Es entstand aber auch die dunkle Allianz. Eine anfangs recht lose und dann immer größer werdende Ansammlung von Wesen der Unterwelt und Anhänger:innen dunkler Magie, die sich gleich versprengten Wolfsrudeln durch die nebelbehangenen Wälder zogen und sich dort niederließen, wo die Aura der Dunkelheit am stärksten zu spüren war. Gleichwohl sind sie weder bösartig noch streitsüchtig – und doch gefährlich. Sie sind verführerisch, tragen alle Antworten auf die dunklen Sehnsüchte der Menschheit in sich und handeln nach ihren eigenen, für Außenstehende nicht zu durchschauenden Muster. Sie sind zweifelsohne weise und kennen die Geheimnisse der irdischen Welt. Durch die Rätselhaftigkeit ihrer Zungen, in denen sie ihr Wissen teilen, lassen sie stets eine fragendende Ungewissheit im Gegenüber zurück. Man spürt ihre Anwesenheit, spürt ihre Auren – oft ohne sie zu sehen oder zu hören. Die dunkle Allianz ist, gelinde gesagt, mit Vorsicht zu genießen.

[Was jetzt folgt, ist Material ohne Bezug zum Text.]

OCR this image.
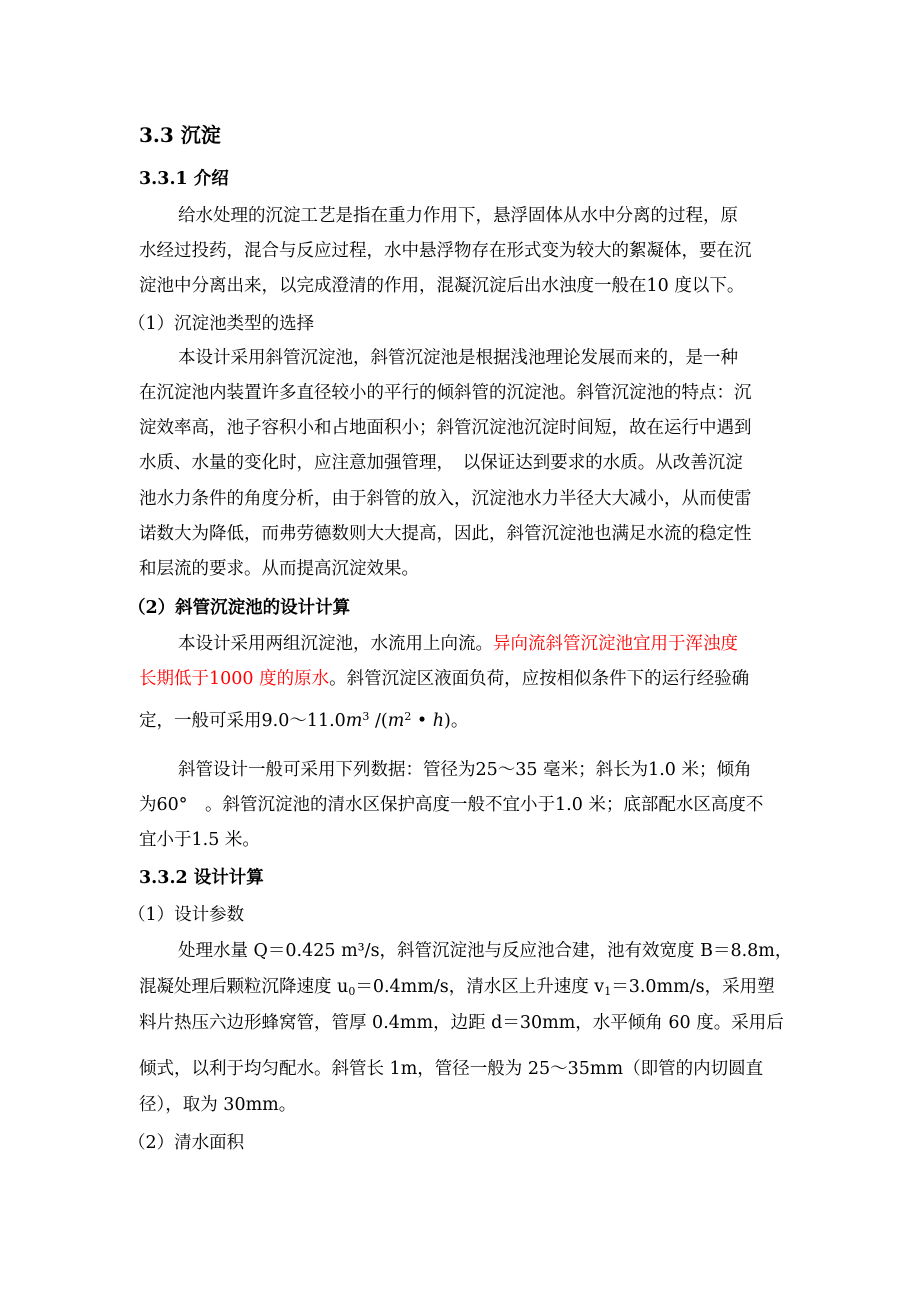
3.3 沉淀
3.3.1 介绍
给水处理的沉淀工艺是指在重力作用下，悬浮固体从水中分离的过程，原
水经过投药，混合与反应过程，水中悬浮物存在形式变为较大的絮凝体，要在沉
淀池中分离出来，以完成澄清的作用，混凝沉淀后出水浊度一般在10 度以下。
（1）沉淀池类型的选择
本设计采用斜管沉淀池，斜管沉淀池是根据浅池理论发展而来的，是一种
在沉淀池内装置许多直径较小的平行的倾斜管的沉淀池。斜管沉淀池的特点：沉
淀效率高，池子容积小和占地面积小；斜管沉淀池沉淀时间短，故在运行中遇到
水质、水量的变化时，应注意加强管理，　以保证达到要求的水质。从改善沉淀
池水力条件的角度分析，由于斜管的放入，沉淀池水力半径大大减小，从而使雷
诺数大为降低，而弗劳德数则大大提高，因此，斜管沉淀池也满足水流的稳定性
和层流的要求。从而提高沉淀效果。
（2）斜管沉淀池的设计计算
本设计采用两组沉淀池，水流用上向流。异向流斜管沉淀池宜用于浑浊度
长期低于1000 度的原水。斜管沉淀区液面负荷，应按相似条件下的运行经验确
定，一般可采用$9.0\sim 11.0m^3$ $/(m^2$ • h)。
斜管设计一般可采用下列数据：管径为25～35 毫米；斜长为1.0 米；倾角
为60°　。斜管沉淀池的清水区保护高度一般不宜小于1.0 米；底部配水区高度不
宜小于1.5 米。
3.3.2 设计计算
（1）设计参数
处理水量 Q＝0.425 m³/s，斜管沉淀池与反应池合建，池有效宽度 B＝8.8m，
混凝处理后颗粒沉降速度 $u_0=0.4mm/s$，清水区上升速度 $v_1=3.0mm/s$，采用塑
料片热压六边形蜂窝管，管厚 0.4mm，边距 d＝30mm，水平倾角 60 度。采用后
倾式，以利于均匀配水。斜管长 1m，管径一般为 25～35mm（即管的内切圆直
径），取为 30mm。
（2）清水面积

Und schlussendlich entstand ihr Gegengewicht. Das Bündnis des Lichts, das alles Erleuchtete und Friedliche in seinen Reihen versammelt; Feen, Hochmagier und Lichtgestalten, Elfen und Hexen, die mit Magie schützende Kraftfelder um sich und ihre Siedlungen errichteten. Sie stehen für die Emotionen, das Reine, die hohen Spähern. Man findet sie entgegen den Erwartungen, nicht versteckt in den Untiefen des Waldes, sondern in den Bergen, auf offenen Flächen und unter freiem Himmel, auf üppigen Wiesen und Lichtungen, wo sie unter Ihren domgleichen Energiekuppeln ihr aus Weisheit und Güte gesponnenes Glück finden. Ihre Sinnzusammenhänge zeugen von Güte und setzten sich zusammen aus: Liebe, Fürsorge, Freude, Glück, Ausstrahlung von Zuversicht, Wärme und Schutz.

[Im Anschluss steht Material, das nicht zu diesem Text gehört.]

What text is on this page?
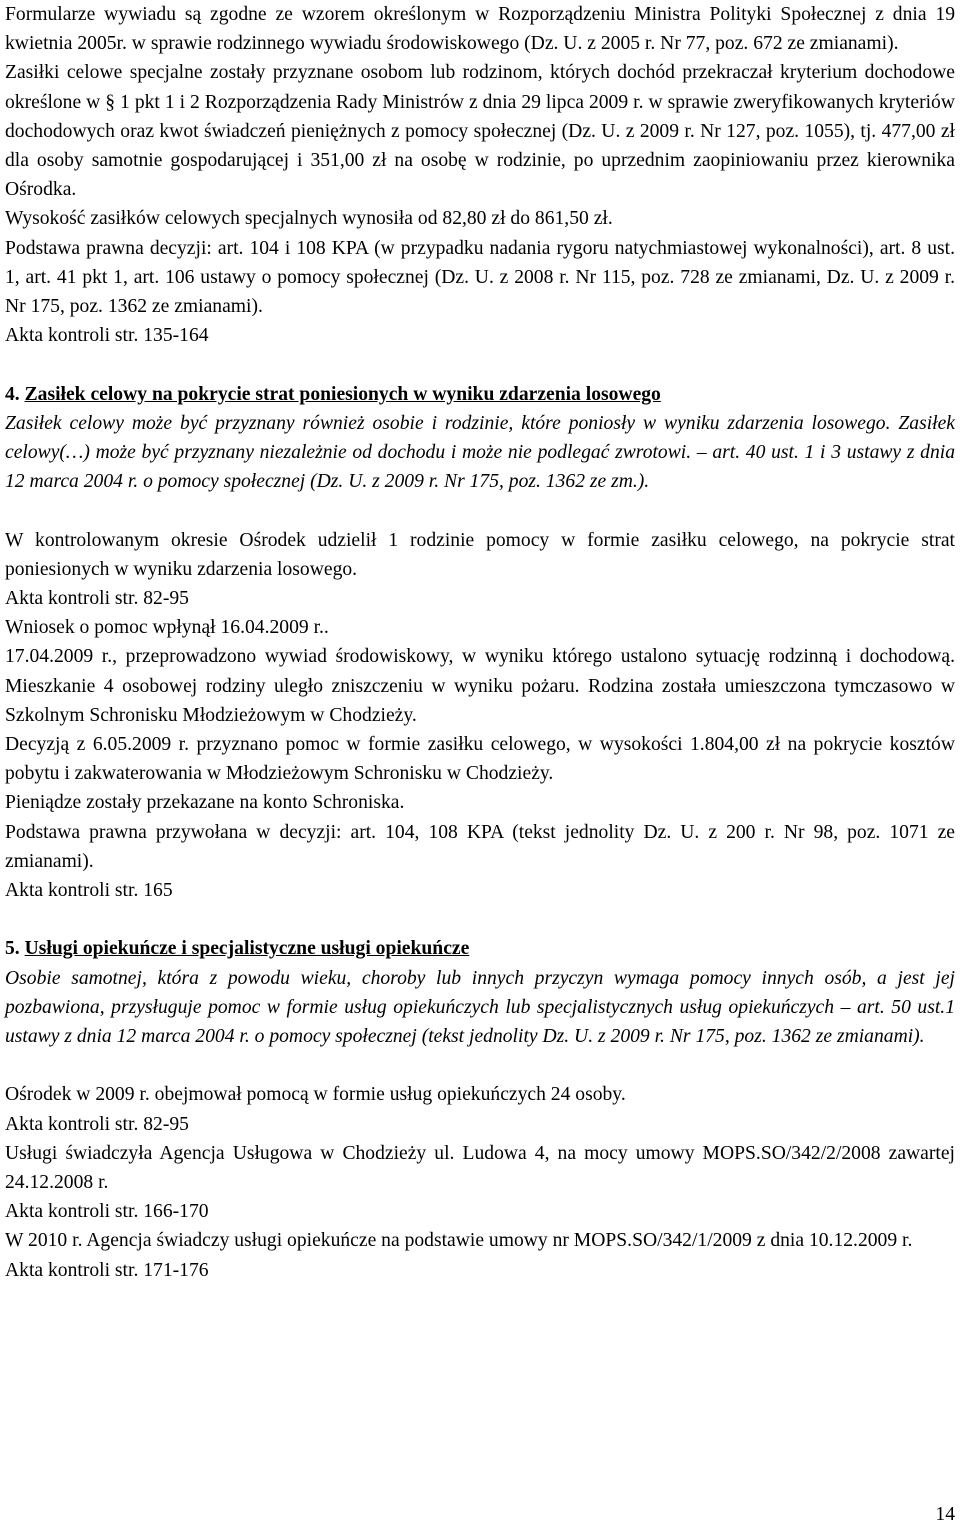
Formularze wywiadu są zgodne ze wzorem określonym w Rozporządzeniu Ministra Polityki Społecznej z dnia 19 kwietnia 2005r. w sprawie rodzinnego wywiadu środowiskowego (Dz. U. z 2005 r. Nr 77, poz. 672 ze zmianami).

Zasiłki celowe specjalne zostały przyznane osobom lub rodzinom, których dochód przekraczał kryterium dochodowe określone w § 1 pkt 1 i 2 Rozporządzenia Rady Ministrów z dnia 29 lipca 2009 r. w sprawie zweryfikowanych kryteriów dochodowych oraz kwot świadczeń pieniężnych z pomocy społecznej (Dz. U. z 2009 r. Nr 127, poz. 1055), tj. 477,00 zł dla osoby samotnie gospodarującej i 351,00 zł na osobę w rodzinie, po uprzednim zaopiniowaniu przez kierownika Ośrodka.

Wysokość zasiłków celowych specjalnych wynosiła od 82,80 zł do 861,50 zł.

Podstawa prawna decyzji: art. 104 i 108 KPA (w przypadku nadania rygoru natychmiastowej wykonalności), art. 8 ust. 1, art. 41 pkt 1, art. 106 ustawy o pomocy społecznej (Dz. U. z 2008 r. Nr 115, poz. 728 ze zmianami, Dz. U. z 2009 r. Nr 175, poz. 1362 ze zmianami).

Akta kontroli str. 135-164

4. Zasiłek celowy na pokrycie strat poniesionych w wyniku zdarzenia losowego

Zasiłek celowy może być przyznany również osobie i rodzinie, które poniosły w wyniku zdarzenia losowego. Zasiłek celowy(…) może być przyznany niezależnie od dochodu i może nie podlegać zwrotowi. – art. 40 ust. 1 i 3 ustawy z dnia 12 marca 2004 r. o pomocy społecznej (Dz. U. z 2009 r. Nr 175, poz. 1362 ze zm.).

W kontrolowanym okresie Ośrodek udzielił 1 rodzinie pomocy w formie zasiłku celowego, na pokrycie strat poniesionych w wyniku zdarzenia losowego.

Akta kontroli str. 82-95

Wniosek o pomoc wpłynął 16.04.2009 r..

17.04.2009 r., przeprowadzono wywiad środowiskowy, w wyniku którego ustalono sytuację rodzinną i dochodową. Mieszkanie 4 osobowej rodziny uległo zniszczeniu w wyniku pożaru. Rodzina została umieszczona tymczasowo w Szkolnym Schronisku Młodzieżowym w Chodzieży.

Decyzją z 6.05.2009 r. przyznano pomoc w formie zasiłku celowego, w wysokości 1.804,00 zł na pokrycie kosztów pobytu i zakwaterowania w Młodzieżowym Schronisku w Chodzieży.

Pieniądze zostały przekazane na konto Schroniska.

Podstawa prawna przywołana w decyzji: art. 104, 108 KPA (tekst jednolity Dz. U. z 200 r. Nr 98, poz. 1071 ze zmianami).

Akta kontroli str. 165

5. Usługi opiekuńcze i specjalistyczne usługi opiekuńcze

Osobie samotnej, która z powodu wieku, choroby lub innych przyczyn wymaga pomocy innych osób, a jest jej pozbawiona, przysługuje pomoc w formie usług opiekuńczych lub specjalistycznych usług opiekuńczych – art. 50 ust.1 ustawy z dnia 12 marca 2004 r. o pomocy społecznej (tekst jednolity Dz. U. z 2009 r. Nr 175, poz. 1362 ze zmianami).

Ośrodek w 2009 r. obejmował pomocą w formie usług opiekuńczych 24 osoby.

Akta kontroli str. 82-95

Usługi świadczyła Agencja Usługowa w Chodzieży ul. Ludowa 4, na mocy umowy MOPS.SO/342/2/2008 zawartej 24.12.2008 r.

Akta kontroli str. 166-170

W 2010 r. Agencja świadczy usługi opiekuńcze na podstawie umowy nr MOPS.SO/342/1/2009 z dnia 10.12.2009 r.

Akta kontroli str. 171-176

14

Jeder Stamm fand seine Nische in der neuen Weltordnung, spezialisierte sich über Jahrhunderte ––– errichtete neue und pulsierende Knoten des Lebens. Jeden Stamm eint der Glaube an das Wiederkehren eines vierten, schon lange verschwundenen Stammes. Stets frohlocken jene uralten Überlieferungen, die eine bessere Zukunft, einen Neuanfang beschwören. In jedem Stamm berichtet eine Prophezeiung von einem friedenbringenden Schicksalsmoment, in den die Delegationen aller Stämme über tausende Kilometer hinweg dem Ort des Neubeginns entgegenströmen werden, um gemeinsam den Frieden zu verkünden: Synthesis.